En santé publique, c’est pire car ils doivent se taire à un autre titre : fini la portion de leur mandat qui leur enjoint d’aborder des sujets sensibles, de ceux qui dérangent les politiciens et les brasseurs d’affaires. Les mines, le jeu, les îlots de chaleur en ville, toute la panoplie des questions environnementales, le gouvernement ne veut plus rien entendre de la part de ses spécialistes en santé publique ! Au lieu de voir là des avis d’experts, les libéraux ont décidé de les considérer comme des politiciens en devenir qui n’ont qu’à se faire élire s’ils veulent parler. « Mettez votre face sur un poteau », aurait dit la ministre Charlebois. Bonjour liberté professionnelle : l’air d’Ottawa souffle bel et bien sur le Québec.

Donc le gouvernement Couillard se sent menacé par ses cadres de la santé, autant dès lors les accuser du pire des péchés, celui que les populistes aiment nommer : la bureaucratie. Tous des technocrates ! Ça aide à leur enlever toute crédibilité, à faire oublier, par exemple, qu’un directeur de santé publique, c’est un médecin, pas un diplômé d’une faculté de gestion. Ses décisions ont un impact direct sur la santé des populations : 30 % de coupes dans leurs budgets (à noter que la ministre Charlebois jouait mardi sur les chiffres, histoire de mieux noyer la coupe à venir), ce sont des services qui partent.
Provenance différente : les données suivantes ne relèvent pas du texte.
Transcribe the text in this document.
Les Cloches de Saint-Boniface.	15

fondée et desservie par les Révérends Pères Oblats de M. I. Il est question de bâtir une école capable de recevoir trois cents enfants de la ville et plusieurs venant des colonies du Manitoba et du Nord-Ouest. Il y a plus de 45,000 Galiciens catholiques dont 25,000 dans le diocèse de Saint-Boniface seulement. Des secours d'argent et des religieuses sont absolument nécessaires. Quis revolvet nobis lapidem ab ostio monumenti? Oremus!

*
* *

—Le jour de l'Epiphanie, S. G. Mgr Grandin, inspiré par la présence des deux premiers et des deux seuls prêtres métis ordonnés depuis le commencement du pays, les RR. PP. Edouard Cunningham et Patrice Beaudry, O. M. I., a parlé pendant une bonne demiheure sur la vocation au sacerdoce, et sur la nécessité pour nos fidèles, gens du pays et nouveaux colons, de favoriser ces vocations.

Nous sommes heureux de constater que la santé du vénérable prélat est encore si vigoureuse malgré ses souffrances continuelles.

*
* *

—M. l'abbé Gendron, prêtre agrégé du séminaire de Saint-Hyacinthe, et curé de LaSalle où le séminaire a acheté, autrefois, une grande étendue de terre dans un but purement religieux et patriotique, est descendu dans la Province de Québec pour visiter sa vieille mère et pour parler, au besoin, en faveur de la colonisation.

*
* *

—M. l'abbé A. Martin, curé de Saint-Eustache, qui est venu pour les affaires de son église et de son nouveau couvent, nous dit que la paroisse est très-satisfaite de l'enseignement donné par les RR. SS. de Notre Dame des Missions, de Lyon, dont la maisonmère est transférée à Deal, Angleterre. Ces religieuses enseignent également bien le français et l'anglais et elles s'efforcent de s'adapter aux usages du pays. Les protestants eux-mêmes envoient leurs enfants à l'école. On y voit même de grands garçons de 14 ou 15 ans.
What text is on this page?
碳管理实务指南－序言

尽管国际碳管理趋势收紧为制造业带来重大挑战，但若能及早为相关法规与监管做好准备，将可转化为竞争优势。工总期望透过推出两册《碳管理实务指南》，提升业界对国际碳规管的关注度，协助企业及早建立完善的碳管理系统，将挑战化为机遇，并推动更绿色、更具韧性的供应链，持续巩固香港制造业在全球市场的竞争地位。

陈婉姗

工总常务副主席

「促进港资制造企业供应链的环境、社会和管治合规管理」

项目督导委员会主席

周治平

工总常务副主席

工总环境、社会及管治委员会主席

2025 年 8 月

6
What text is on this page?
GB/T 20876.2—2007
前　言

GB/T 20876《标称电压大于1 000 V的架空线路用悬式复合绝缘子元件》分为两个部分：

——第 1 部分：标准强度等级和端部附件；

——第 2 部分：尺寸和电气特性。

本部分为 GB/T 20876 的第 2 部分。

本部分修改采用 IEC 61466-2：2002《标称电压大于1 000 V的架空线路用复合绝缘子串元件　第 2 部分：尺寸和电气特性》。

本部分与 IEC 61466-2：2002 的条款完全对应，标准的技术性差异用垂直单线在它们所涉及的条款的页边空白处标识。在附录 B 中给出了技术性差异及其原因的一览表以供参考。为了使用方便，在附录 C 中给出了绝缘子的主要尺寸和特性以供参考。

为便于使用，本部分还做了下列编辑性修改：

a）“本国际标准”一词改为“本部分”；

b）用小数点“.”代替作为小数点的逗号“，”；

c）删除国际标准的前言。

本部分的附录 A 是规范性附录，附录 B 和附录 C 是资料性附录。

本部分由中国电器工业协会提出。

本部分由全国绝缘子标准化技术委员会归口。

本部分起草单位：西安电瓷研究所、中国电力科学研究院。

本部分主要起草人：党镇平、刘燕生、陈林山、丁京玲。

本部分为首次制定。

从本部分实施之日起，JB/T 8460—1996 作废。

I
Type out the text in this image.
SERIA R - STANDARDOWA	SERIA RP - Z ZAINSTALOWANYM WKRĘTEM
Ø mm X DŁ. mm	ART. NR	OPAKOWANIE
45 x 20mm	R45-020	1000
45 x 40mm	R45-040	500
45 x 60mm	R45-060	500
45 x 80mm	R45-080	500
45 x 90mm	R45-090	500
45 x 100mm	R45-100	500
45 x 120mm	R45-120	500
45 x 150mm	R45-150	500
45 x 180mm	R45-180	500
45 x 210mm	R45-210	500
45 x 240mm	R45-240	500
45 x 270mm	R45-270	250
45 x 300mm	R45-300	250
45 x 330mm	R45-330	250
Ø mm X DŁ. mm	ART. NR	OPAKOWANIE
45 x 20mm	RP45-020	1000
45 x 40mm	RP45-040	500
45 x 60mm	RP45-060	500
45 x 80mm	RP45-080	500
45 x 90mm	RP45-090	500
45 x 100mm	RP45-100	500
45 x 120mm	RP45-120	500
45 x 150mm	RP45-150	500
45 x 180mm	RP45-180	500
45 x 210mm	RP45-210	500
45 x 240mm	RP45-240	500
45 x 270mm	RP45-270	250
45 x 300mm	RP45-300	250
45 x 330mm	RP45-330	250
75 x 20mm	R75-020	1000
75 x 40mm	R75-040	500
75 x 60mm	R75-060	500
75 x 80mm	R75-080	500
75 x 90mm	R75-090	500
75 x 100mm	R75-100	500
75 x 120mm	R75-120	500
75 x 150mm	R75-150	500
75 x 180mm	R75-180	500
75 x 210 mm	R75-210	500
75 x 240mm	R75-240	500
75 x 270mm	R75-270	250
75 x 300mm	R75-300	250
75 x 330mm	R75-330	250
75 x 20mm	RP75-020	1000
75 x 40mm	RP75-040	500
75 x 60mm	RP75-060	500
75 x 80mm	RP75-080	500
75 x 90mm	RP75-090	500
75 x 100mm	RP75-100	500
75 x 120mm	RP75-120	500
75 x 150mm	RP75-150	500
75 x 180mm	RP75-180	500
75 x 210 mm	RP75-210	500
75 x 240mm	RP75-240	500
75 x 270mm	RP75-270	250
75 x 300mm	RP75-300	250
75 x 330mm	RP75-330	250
Mais ce sont des services qui n’intéressent pas le gouvernement. Comme le notait la protectrice du citoyen lors de son passage en commission parlementaire sur le projet de loi 10, en vertu duquel le ministre Barrette entend modifier toute la gouvernance du réseau de la santé, on voit déjà les budgets destinés aux besoins psychosociaux glisser vers « la mission médico- hospitalière ». Avec le projet de loi, le risque est accentué de façon majeure. La prévention en santé a toujours eu du mal à tenir sa place, elle relève maintenant de l’accessoire. Le ministre Barrette répète qu’il veut se concentrer sur l’essentiel, et on comprend bien il s’agit des soins, rien d’autre. Déjà cet été, on avait appris que la santé publique subirait plus de compressions que bien d’autres enveloppes de son ministère.

« En santé, ce n’est pas un endroit où on fait de la petite politique », avait dit le ministre Barrette quand, fin juin, il avait ouvert la séance d’étude de crédits de son ministère. De fait, ses choix relèvent plutôt de la politique avec un grand P, celle dont Stephen Harper trace depuis des années le sillon : on ne discute plus, on suit le meneur car il est le seul à avoir raison.